# Pressure Cooker in luggage



## dey.sushi (Feb 14, 2013)

Hi ,
I am travelling to Sydney on may 24 from India
Confused whether to take Pressure Cooker wiith me or not . Given that the reputation of Pressure Cooker has taken a hit due to US incidents.

Anyone traveled with it recently ?

Sush


----------



## smiles (May 15, 2013)

Well, I wouldn't see any harm in getting the pressure cookers to Sydney  unless you are planning to cook inside the Aircraft

Just kidding, I have travelled multiple times to sydney and I have bought cans, tins, cookers, mixie and even wet grinder..

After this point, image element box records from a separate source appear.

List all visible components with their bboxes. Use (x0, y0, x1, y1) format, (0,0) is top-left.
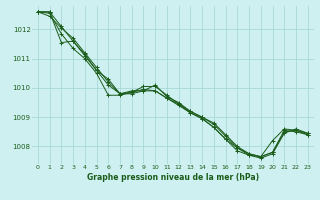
X-axis label: Graphe pression niveau de la mer (hPa): Graphe pression niveau de la mer (hPa) (87, 173, 259, 182)
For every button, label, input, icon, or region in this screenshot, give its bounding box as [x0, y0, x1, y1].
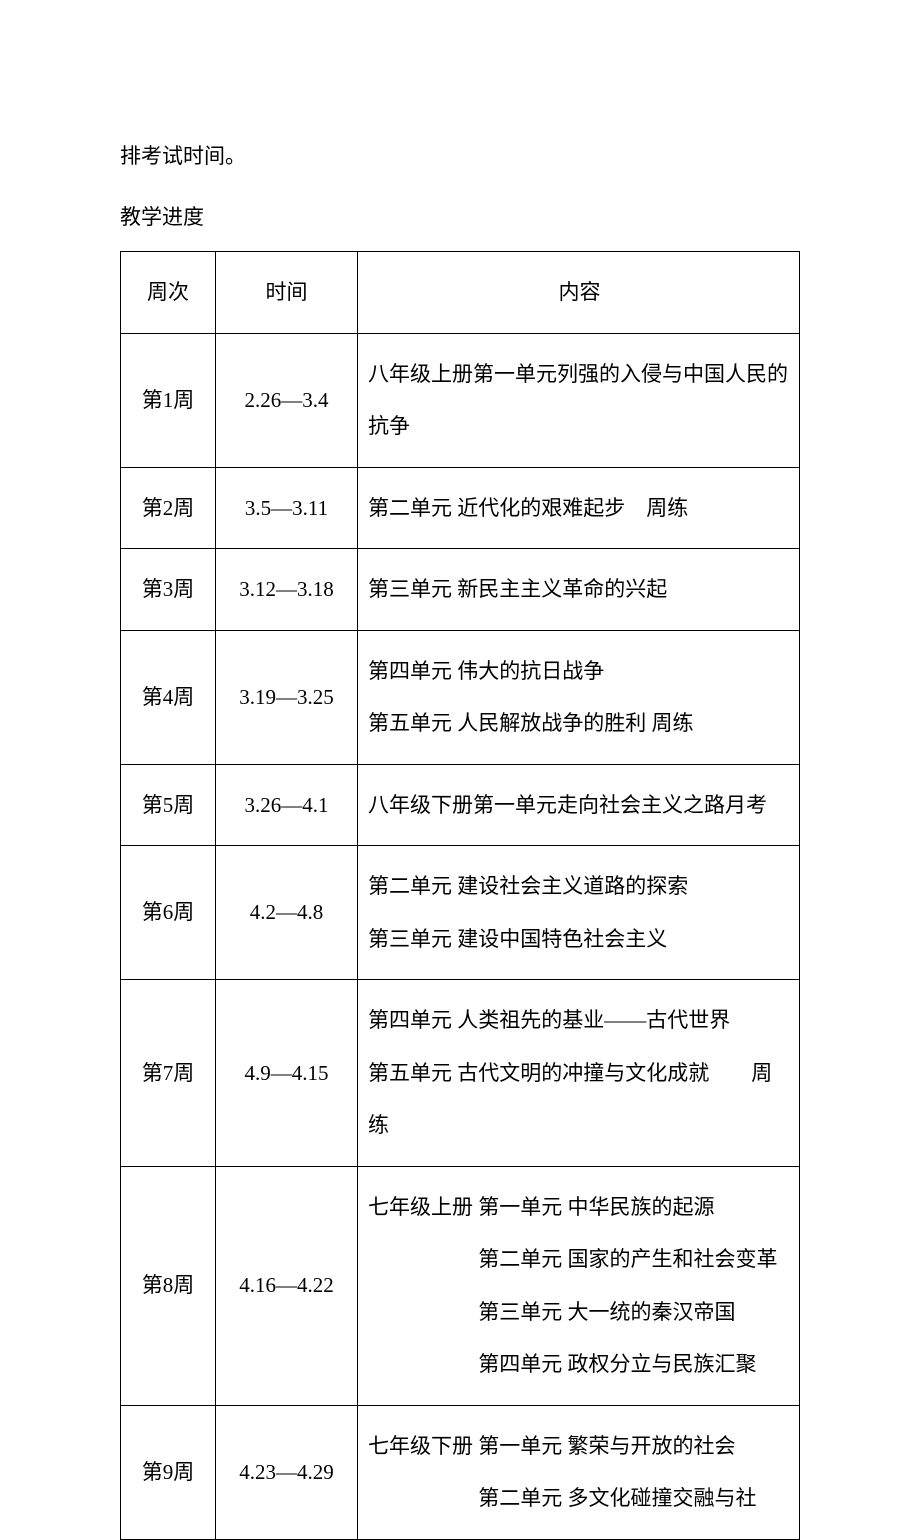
- cell-content: 第四单元 人类祖先的基业——古代世界 第五单元 古代文明的冲撞与文化成就 周练: [358, 980, 800, 1167]
- table-header-row: 周次 时间 内容: [121, 252, 800, 334]
- cell-content: 第三单元 新民主主义革命的兴起: [358, 549, 800, 631]
- cell-week: 第2周: [121, 467, 216, 549]
- table-row: 第6周 4.2—4.8 第二单元 建设社会主义道路的探索 第三单元 建设中国特色…: [121, 846, 800, 980]
- table-row: 第9周 4.23—4.29 七年级下册 第一单元 繁荣与开放的社会 第二单元 多…: [121, 1405, 800, 1539]
- cell-week: 第8周: [121, 1166, 216, 1405]
- cell-time: 4.2—4.8: [216, 846, 358, 980]
- cell-time: 3.26—4.1: [216, 764, 358, 846]
- cell-time: 4.16—4.22: [216, 1166, 358, 1405]
- table-row: 第8周 4.16—4.22 七年级上册 第一单元 中华民族的起源 第二单元 国家…: [121, 1166, 800, 1405]
- schedule-table: 周次 时间 内容 第1周 2.26—3.4 八年级上册第一单元列强的入侵与中国人…: [120, 251, 800, 1540]
- cell-time: 3.12—3.18: [216, 549, 358, 631]
- cell-content: 八年级下册第一单元走向社会主义之路月考: [358, 764, 800, 846]
- header-time: 时间: [216, 252, 358, 334]
- header-week: 周次: [121, 252, 216, 334]
- cell-week: 第4周: [121, 630, 216, 764]
- table-row: 第7周 4.9—4.15 第四单元 人类祖先的基业——古代世界 第五单元 古代文…: [121, 980, 800, 1167]
- cell-time: 4.23—4.29: [216, 1405, 358, 1539]
- cell-content: 八年级上册第一单元列强的入侵与中国人民的抗争: [358, 333, 800, 467]
- cell-content: 第二单元 建设社会主义道路的探索 第三单元 建设中国特色社会主义: [358, 846, 800, 980]
- header-content: 内容: [358, 252, 800, 334]
- intro-text: 排考试时间。: [120, 130, 800, 183]
- cell-week: 第7周: [121, 980, 216, 1167]
- cell-time: 3.19—3.25: [216, 630, 358, 764]
- table-row: 第4周 3.19—3.25 第四单元 伟大的抗日战争 第五单元 人民解放战争的胜…: [121, 630, 800, 764]
- cell-content: 第二单元 近代化的艰难起步 周练: [358, 467, 800, 549]
- cell-week: 第5周: [121, 764, 216, 846]
- cell-time: 3.5—3.11: [216, 467, 358, 549]
- section-title: 教学进度: [120, 191, 800, 244]
- cell-time: 2.26—3.4: [216, 333, 358, 467]
- cell-content: 七年级上册 第一单元 中华民族的起源 第二单元 国家的产生和社会变革 第三单元 …: [358, 1166, 800, 1405]
- table-row: 第3周 3.12—3.18 第三单元 新民主主义革命的兴起: [121, 549, 800, 631]
- table-row: 第1周 2.26—3.4 八年级上册第一单元列强的入侵与中国人民的抗争: [121, 333, 800, 467]
- table-row: 第5周 3.26—4.1 八年级下册第一单元走向社会主义之路月考: [121, 764, 800, 846]
- cell-week: 第3周: [121, 549, 216, 631]
- cell-week: 第9周: [121, 1405, 216, 1539]
- cell-week: 第1周: [121, 333, 216, 467]
- cell-week: 第6周: [121, 846, 216, 980]
- cell-content: 七年级下册 第一单元 繁荣与开放的社会 第二单元 多文化碰撞交融与社: [358, 1405, 800, 1539]
- table-row: 第2周 3.5—3.11 第二单元 近代化的艰难起步 周练: [121, 467, 800, 549]
- cell-time: 4.9—4.15: [216, 980, 358, 1167]
- cell-content: 第四单元 伟大的抗日战争 第五单元 人民解放战争的胜利 周练: [358, 630, 800, 764]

Guess it is legal to carry those unless it is exceeding the lugguage @ Source Airport

Have a pleasant Journey !!lane:


----------



## ozbound12 (Mar 23, 2012)

dey.sushi said:


> Hi ,
> I am travelling to Sydney on may 24 from India
> Confused whether to take Pressure Cooker wiith me or not . Given that the reputation of Pressure Cooker has taken a hit due to US incidents.
> 
> ...


They are legal but given recent events you may undergo additional scrutiny. Couldn't you just buy it in Australia?


----------



## melloncollie (May 24, 2012)

I carried one from Mumbai via Bangkok to Melbourne not much more than an year ago. No issues at all. Did not even anticipate any issues. 



dey.sushi said:


> Hi ,
> I am travelling to Sydney on may 24 from India
> Confused whether to take Pressure Cooker wiith me or not . Given that the reputation of Pressure Cooker has taken a hit due to US incidents.
> 
> ...


----------



## Aarti G (Aug 22, 2012)

We would like to take 'Fisher Price - Portable Rocker' and a food processor (in original packed box).

Can we take these items in 'fragile items' section from Mum to Sydney? 

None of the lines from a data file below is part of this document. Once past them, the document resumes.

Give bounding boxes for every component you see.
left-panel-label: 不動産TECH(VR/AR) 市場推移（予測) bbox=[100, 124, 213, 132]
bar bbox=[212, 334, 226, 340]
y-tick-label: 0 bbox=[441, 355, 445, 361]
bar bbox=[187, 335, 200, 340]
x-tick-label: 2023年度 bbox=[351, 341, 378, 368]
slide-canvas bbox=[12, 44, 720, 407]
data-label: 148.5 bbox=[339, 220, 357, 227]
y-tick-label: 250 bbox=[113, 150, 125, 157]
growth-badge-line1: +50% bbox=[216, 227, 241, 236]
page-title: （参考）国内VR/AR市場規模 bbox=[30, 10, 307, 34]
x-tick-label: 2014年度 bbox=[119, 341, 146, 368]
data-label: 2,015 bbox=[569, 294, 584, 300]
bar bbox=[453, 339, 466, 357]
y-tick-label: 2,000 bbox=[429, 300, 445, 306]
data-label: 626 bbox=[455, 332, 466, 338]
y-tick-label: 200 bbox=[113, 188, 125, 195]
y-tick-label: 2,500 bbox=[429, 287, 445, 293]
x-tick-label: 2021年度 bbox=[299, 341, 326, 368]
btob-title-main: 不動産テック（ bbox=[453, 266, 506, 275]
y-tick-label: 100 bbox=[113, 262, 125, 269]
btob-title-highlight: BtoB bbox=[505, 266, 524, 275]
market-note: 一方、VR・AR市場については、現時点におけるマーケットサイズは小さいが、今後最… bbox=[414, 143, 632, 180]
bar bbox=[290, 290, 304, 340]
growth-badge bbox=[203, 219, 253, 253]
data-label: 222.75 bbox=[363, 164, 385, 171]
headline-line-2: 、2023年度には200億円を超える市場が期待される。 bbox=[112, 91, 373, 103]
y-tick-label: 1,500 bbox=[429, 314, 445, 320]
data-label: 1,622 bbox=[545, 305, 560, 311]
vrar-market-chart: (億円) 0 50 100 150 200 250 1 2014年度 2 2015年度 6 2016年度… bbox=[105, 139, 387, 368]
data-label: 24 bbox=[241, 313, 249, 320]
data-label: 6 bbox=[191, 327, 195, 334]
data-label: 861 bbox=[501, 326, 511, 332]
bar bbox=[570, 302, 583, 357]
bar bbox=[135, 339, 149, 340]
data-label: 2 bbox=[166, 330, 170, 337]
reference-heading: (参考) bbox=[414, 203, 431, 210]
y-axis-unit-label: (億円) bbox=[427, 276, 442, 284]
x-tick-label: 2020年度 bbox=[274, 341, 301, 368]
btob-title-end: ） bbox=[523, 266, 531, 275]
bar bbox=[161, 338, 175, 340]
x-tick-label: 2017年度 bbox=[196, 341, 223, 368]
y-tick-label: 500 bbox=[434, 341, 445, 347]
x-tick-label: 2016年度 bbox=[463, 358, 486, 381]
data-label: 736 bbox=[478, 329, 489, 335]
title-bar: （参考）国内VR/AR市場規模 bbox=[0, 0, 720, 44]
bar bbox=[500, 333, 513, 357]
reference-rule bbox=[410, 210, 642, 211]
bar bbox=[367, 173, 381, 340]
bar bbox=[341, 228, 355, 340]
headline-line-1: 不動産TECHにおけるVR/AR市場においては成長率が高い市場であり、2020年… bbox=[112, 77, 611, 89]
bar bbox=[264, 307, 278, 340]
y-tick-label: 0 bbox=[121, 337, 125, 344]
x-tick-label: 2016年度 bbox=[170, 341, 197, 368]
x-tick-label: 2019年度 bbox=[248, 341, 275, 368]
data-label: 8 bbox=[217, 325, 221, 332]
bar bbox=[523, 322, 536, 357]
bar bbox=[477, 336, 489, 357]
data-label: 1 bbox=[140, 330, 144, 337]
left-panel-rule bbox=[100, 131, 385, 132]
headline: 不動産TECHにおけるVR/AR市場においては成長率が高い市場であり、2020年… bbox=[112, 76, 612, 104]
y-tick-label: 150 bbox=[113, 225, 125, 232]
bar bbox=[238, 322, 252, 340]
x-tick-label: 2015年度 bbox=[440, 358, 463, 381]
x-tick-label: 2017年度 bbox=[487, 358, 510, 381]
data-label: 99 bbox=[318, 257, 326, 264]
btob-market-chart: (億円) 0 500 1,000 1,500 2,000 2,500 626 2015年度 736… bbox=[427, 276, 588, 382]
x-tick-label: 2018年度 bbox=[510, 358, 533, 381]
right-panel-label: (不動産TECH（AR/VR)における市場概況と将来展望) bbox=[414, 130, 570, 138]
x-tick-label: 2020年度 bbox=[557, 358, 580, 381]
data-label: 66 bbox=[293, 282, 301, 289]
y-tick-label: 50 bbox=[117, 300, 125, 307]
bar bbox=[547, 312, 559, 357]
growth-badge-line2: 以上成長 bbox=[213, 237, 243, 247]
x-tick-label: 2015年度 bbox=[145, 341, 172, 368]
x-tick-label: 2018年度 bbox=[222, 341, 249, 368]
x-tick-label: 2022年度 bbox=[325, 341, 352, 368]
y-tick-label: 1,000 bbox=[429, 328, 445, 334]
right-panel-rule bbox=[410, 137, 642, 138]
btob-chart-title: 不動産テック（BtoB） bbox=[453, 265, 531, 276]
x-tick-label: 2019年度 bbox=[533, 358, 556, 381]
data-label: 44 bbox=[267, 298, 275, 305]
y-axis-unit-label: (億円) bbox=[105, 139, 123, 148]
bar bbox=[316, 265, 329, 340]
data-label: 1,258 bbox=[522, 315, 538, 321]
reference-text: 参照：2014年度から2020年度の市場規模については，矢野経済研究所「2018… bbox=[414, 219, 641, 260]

Bajaj Platini PX 80 F Price - Buy Bajaj Platini PX 80 F Price in India, Best Prices n Review

Buy Fisher Price Portable Rocker Online, Fisher Price Portable Rocker Online Shopping in India - 128967


----------



## KatiGros (Jan 22, 2017)

Hi there! 

Bringing Pressure Cooker is fine here in the airport. But just have to go through inspection i think.


----------